Every Jaguar enthusiast knows about Norman Dewis.
He was the lad who left school at 14 to work at Humber and then Armstrong Siddeley, built and raced his own F3 car, and then persuaded Bill Heynes, Jaguar’s chief engineer and effectively the No 2 to autocratic boss Bill Lyons, to take him on – not, as Norman was always quick to point out, as test driver, but as Test Development Engineer.
In the ensuing 33 years he cheerfully chalked up millions of test miles in every type of Jaguar, from XK via C-type, D-type and E-type to XJ13 and XJ40. It was all recorded in countless pages of detailed notes, which he kept in his personal archive right up until his death on Saturday (8 June) at the age of 98.
His engineering judgement, high standards and attention to detail during hundreds of hours of prototype testing improved every production Jaguar. He also made a major contribution to the speed and reliability of the works sports-racing cars in the 1950s.
He raced them, too, notably a works D-type in the tragic Le Mans 24 Hours of 1955. In 1953 on the Jabbeke-Aeltre road in Belgium he coaxed a bubble-topped XK120 to an extraordinary 172mph.

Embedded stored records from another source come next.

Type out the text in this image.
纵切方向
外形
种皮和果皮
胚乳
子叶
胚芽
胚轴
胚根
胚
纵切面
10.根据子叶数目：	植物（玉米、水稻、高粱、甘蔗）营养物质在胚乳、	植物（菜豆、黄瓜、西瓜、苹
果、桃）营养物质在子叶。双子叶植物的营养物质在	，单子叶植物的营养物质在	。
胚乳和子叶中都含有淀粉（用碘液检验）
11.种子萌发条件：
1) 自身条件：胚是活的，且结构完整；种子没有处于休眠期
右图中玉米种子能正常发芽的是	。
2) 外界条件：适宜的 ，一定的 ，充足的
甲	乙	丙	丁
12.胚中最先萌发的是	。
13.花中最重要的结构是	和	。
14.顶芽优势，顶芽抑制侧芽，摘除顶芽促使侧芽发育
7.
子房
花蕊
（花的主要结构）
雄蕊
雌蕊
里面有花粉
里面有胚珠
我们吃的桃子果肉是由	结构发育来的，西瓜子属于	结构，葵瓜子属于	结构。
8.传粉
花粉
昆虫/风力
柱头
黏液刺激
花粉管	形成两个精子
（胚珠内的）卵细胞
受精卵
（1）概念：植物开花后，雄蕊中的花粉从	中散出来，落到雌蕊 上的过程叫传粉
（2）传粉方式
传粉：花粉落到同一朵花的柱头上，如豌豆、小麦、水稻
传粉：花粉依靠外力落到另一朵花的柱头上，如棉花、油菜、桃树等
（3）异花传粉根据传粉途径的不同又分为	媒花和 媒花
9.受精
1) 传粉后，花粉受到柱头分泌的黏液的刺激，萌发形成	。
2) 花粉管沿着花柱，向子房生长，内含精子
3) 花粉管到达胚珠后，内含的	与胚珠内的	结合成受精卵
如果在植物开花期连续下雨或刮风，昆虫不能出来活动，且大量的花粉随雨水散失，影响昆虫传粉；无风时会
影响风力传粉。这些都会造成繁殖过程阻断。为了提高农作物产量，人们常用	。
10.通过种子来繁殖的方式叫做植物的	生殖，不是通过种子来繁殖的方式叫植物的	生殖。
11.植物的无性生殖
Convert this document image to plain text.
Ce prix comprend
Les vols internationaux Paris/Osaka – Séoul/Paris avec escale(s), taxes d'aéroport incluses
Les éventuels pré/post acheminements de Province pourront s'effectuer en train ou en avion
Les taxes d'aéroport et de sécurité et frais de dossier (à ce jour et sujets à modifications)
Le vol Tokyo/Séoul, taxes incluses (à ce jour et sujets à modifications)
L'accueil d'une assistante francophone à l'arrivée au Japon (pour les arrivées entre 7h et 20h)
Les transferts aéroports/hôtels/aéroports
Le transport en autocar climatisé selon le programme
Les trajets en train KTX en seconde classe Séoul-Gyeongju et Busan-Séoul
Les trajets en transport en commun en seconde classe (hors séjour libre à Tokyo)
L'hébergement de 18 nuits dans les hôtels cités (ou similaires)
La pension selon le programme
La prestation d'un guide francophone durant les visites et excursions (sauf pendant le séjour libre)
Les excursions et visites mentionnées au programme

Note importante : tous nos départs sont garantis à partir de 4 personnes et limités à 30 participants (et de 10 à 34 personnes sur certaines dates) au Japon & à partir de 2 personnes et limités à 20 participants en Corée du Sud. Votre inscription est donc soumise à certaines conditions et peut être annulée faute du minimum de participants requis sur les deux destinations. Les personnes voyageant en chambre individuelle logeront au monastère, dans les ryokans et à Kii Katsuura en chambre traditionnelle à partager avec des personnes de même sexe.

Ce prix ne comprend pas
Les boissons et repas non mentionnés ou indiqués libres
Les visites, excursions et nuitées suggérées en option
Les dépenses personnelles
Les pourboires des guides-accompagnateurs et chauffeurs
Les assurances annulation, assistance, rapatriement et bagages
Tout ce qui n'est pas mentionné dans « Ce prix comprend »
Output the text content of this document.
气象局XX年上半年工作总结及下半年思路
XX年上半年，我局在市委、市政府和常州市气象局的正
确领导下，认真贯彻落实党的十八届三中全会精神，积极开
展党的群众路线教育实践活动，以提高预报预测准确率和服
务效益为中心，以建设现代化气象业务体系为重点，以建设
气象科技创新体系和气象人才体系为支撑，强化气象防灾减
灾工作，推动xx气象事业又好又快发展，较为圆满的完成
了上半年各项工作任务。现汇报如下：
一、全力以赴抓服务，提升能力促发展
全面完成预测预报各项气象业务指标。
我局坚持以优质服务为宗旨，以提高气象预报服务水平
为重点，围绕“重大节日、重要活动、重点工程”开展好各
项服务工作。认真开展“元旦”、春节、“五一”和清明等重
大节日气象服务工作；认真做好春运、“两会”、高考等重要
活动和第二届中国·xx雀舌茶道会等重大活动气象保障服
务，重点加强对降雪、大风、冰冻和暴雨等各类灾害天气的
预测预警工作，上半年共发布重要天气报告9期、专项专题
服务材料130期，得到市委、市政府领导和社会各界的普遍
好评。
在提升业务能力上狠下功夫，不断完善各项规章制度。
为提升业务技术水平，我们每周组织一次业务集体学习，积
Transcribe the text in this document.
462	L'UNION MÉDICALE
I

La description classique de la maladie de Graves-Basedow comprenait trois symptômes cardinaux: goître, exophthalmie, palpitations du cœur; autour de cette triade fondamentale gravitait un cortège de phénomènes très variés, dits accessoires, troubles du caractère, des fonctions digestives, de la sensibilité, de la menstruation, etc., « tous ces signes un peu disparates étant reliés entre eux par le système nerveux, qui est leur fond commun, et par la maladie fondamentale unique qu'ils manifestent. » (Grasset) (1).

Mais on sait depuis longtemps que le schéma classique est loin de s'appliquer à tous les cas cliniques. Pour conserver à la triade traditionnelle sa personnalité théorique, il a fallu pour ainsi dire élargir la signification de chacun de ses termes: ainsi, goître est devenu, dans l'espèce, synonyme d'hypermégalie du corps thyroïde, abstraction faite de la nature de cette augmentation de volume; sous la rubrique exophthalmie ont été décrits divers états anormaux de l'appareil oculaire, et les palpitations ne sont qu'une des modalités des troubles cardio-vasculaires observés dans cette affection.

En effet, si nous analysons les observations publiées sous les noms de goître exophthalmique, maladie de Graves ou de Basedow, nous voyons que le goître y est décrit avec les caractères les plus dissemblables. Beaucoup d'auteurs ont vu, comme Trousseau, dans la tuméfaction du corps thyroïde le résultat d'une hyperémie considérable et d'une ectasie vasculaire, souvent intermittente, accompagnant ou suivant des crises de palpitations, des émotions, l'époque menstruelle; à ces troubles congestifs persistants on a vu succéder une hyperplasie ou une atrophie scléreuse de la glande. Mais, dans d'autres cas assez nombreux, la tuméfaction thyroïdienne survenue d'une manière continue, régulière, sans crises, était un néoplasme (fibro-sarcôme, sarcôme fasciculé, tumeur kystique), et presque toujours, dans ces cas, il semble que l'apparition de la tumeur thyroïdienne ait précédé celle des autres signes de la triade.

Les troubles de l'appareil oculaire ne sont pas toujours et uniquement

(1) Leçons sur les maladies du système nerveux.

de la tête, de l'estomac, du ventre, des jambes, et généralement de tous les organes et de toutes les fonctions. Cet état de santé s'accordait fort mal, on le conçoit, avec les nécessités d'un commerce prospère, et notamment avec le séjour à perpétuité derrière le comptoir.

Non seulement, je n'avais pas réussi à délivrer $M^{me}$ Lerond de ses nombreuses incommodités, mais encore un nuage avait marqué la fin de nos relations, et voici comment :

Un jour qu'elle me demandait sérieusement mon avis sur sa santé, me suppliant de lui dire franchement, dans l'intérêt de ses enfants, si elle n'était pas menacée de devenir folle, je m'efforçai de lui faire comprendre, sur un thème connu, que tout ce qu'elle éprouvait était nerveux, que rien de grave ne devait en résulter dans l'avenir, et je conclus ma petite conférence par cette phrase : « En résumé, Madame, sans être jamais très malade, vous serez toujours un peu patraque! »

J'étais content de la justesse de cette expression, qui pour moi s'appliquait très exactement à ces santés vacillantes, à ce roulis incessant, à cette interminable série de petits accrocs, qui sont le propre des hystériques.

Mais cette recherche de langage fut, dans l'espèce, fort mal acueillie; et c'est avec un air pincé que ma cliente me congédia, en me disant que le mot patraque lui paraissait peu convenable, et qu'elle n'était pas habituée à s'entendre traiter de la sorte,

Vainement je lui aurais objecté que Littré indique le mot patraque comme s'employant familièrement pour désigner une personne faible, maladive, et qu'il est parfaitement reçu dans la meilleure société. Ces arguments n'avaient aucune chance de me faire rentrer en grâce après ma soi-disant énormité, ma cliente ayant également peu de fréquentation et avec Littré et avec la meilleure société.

Norman used a C-type to develop disc brakes from a promising but unreliable innovation to a race-winning advantage, and in 1952 his work was vindicated when a disc-braked C-type was entered for Reims. It was the privately-owned Tommy Wisdom car, to lessen the adverse publicity for Jaguar if it failed. But, in the hands of Stirling Moss, it scored a historic victory.
I first met Norman while he was still at Jaguar, but I didn’t get to know him properly until the 1990s.